O presidente da Câmara, Arthur Lira (PP-AL), porém, disse nesta terça-feira que o compromisso que fez foi apenas de pautar o requerimento de urgência do projeto. “Nada é reação a nada. A bancada evangélica, cristã, católica tem essa pauta antiaborto na Casa. Não é novidade para ninguém. Eu apenas comuniquei no colégio de líderes que havia sido feito um pedido de votação de urgência de um projeto para se discutir o tema”, disse o presidente da Câmara a jornalistas.
Essa é mais uma frente de confronto entre a ala conservadora do Congresso Nacional contra o STF. Em maio, o ministro do Supremo Alexandre de Moraes determinou a suspensão da resolução do Conselho Federal de Medicina (CFM) que proibia médicos de realizarem o procedimento de assistolia fetal em gestações com mais de 22 semanas resultantes de estupro.
A técnica, feita em casos de aborto legal, consiste na injeção de uma substância que provoca a morte do feto para que depois ele seja retirado do útero da mulher. A resolução dificulta a interrupção da gestão, já que o método é considerado essencial para o procedimento.
O CFM entrou com recurso e afirmou que o processo deveria ter sido distribuído ao ministro Edson Fachin, que já é relator de uma ação sobre o aborto legal e, na avaliação da entidade, tem preferência para julgar o caso.
O presidente da bancada evangélica, Eli Borges (PL-TO), disse que se encontrou com Lira e vê que é uma pauta para ser resolvida com “urgência”, em resposta ao STF.
“É uma pauta que tem que ser resolvida com urgência pela decisão monocrática de Alexandre de Moraes, que faz um contraponto à decisão do Conselho Federal de Medicina, houve uma compreensão dele e dos líderes que temos que resolver isso no Legislativo, até porque esse é o foro ideal para resolver isso”, afirmou Eli. “Esse Parlamento é conservador.”
“Quando os médicos decidem, por que o Congresso tem que obrigar, por que o STF tem que obrigar? Aqui vai imperar o bom senso”, afirmou a senadora Damares Alves (Republicanos-DF), uma das principais articuladoras da iniciativa.
“Tem partido que quer matar bebê? Em outros assuntos, a gente até senta para negociar. Com relação à vida, não tem concessão”, disse Damares.

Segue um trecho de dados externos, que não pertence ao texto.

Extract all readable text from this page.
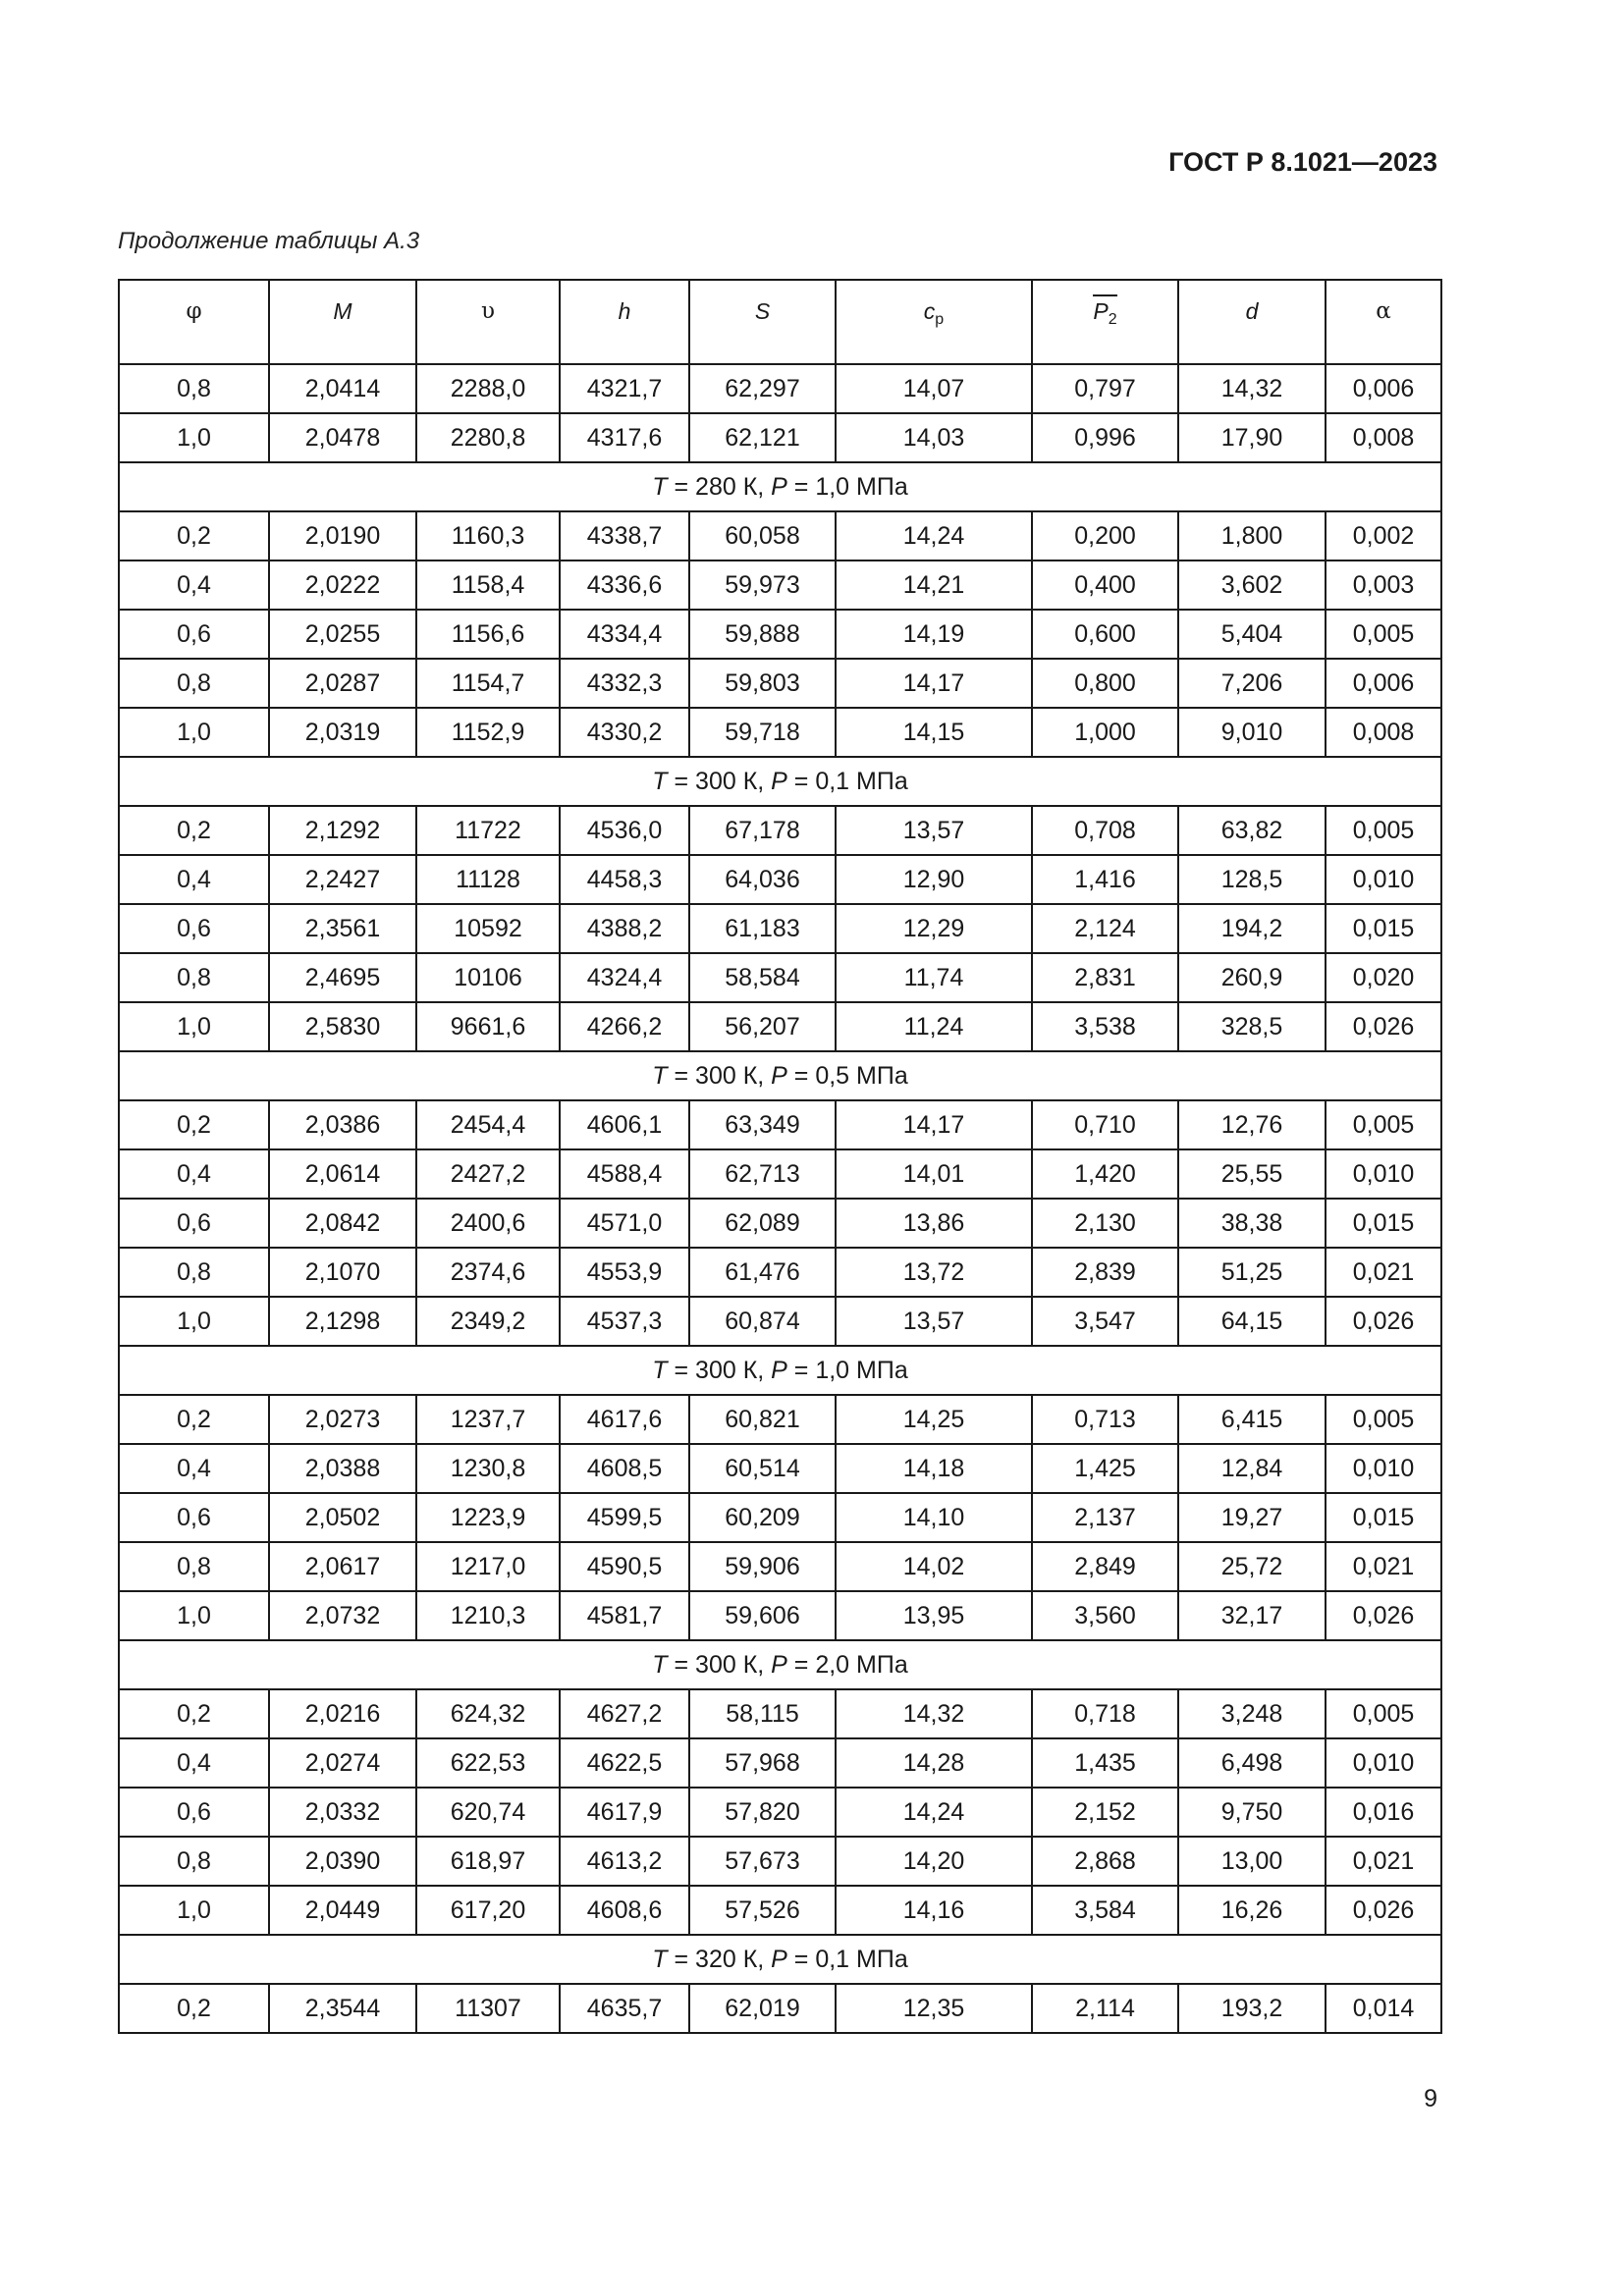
ГОСТ Р 8.1021—2023
Продолжение таблицы А.3
φ	M	υ	h	S	$c_p$	$P_2$	d	α
0,8	2,0414	2288,0	4321,7	62,297	14,07	0,797	14,32	0,006
1,0	2,0478	2280,8	4317,6	62,121	14,03	0,996	17,90	0,008
T = 280 К, P = 1,0 МПа								
0,2	2,0190	1160,3	4338,7	60,058	14,24	0,200	1,800	0,002
0,4	2,0222	1158,4	4336,6	59,973	14,21	0,400	3,602	0,003
0,6	2,0255	1156,6	4334,4	59,888	14,19	0,600	5,404	0,005
0,8	2,0287	1154,7	4332,3	59,803	14,17	0,800	7,206	0,006
1,0	2,0319	1152,9	4330,2	59,718	14,15	1,000	9,010	0,008
T = 300 К, P = 0,1 МПа								
0,2	2,1292	11722	4536,0	67,178	13,57	0,708	63,82	0,005
0,4	2,2427	11128	4458,3	64,036	12,90	1,416	128,5	0,010
0,6	2,3561	10592	4388,2	61,183	12,29	2,124	194,2	0,015
0,8	2,4695	10106	4324,4	58,584	11,74	2,831	260,9	0,020
1,0	2,5830	9661,6	4266,2	56,207	11,24	3,538	328,5	0,026
T = 300 К, P = 0,5 МПа								
0,2	2,0386	2454,4	4606,1	63,349	14,17	0,710	12,76	0,005
0,4	2,0614	2427,2	4588,4	62,713	14,01	1,420	25,55	0,010
0,6	2,0842	2400,6	4571,0	62,089	13,86	2,130	38,38	0,015
0,8	2,1070	2374,6	4553,9	61,476	13,72	2,839	51,25	0,021
1,0	2,1298	2349,2	4537,3	60,874	13,57	3,547	64,15	0,026
T = 300 К, P = 1,0 МПа								
0,2	2,0273	1237,7	4617,6	60,821	14,25	0,713	6,415	0,005
0,4	2,0388	1230,8	4608,5	60,514	14,18	1,425	12,84	0,010
0,6	2,0502	1223,9	4599,5	60,209	14,10	2,137	19,27	0,015
0,8	2,0617	1217,0	4590,5	59,906	14,02	2,849	25,72	0,021
1,0	2,0732	1210,3	4581,7	59,606	13,95	3,560	32,17	0,026
T = 300 К, P = 2,0 МПа								
0,2	2,0216	624,32	4627,2	58,115	14,32	0,718	3,248	0,005
0,4	2,0274	622,53	4622,5	57,968	14,28	1,435	6,498	0,010
0,6	2,0332	620,74	4617,9	57,820	14,24	2,152	9,750	0,016
0,8	2,0390	618,97	4613,2	57,673	14,20	2,868	13,00	0,021
1,0	2,0449	617,20	4608,6	57,526	14,16	3,584	16,26	0,026
T = 320 К, P = 0,1 МПа								
0,2	2,3544	11307	4635,7	62,019	12,35	2,114	193,2	0,014
9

Ela crê que a proposta deve tramitar sem demais problemas e que o Centrão endossará a proposta encabeçada por bolsonaristas. “Chegando aqui (no Senado), vai ser imediata (a entrada do projeto em pauta). Eu já até sugeri obstrução se não passar logo”, concluiu.
Caso a matéria seja aprovada, o aborto nos casos em que a gestação ultrapassar 22 semanas e houver viabilidade do feto para a ser homicídio simples. O Código Penal determina atualmente prisão de um a três anos para quem realiza aborto fora dos casos previstos em lei. Para homicídio simples, a pena é de seis a 20 anos de reclusão.
“O juiz poderá mitigar a pena, conforme o exigirem as circunstâncias individuais de cada caso, ou poderá até mesmo deixar de aplicá-la, se as consequências da infração atingirem o próprio agente de forma tão grave que a sanção penal se torne desnecessária”, diz um trecho do projeto de lei.
O projeto faz parte da chamada “pauta de costumes” capitaneada pela oposição no Congresso e desagrada ao governo Lula e sua base de apoio de esquerda. A aprovação do texto seria mais um revés para o Palácio do Planalto dias após a sessão de análise de vetos que gerou uma série de derrotas do Executivo.
Temeroso do revés, o líder do governo na Câmara, José Guimarães (PT-CE), já se afastava da discussão no dia anterior à votação. “Isso não é assunto de governo”, disse na terça-feira.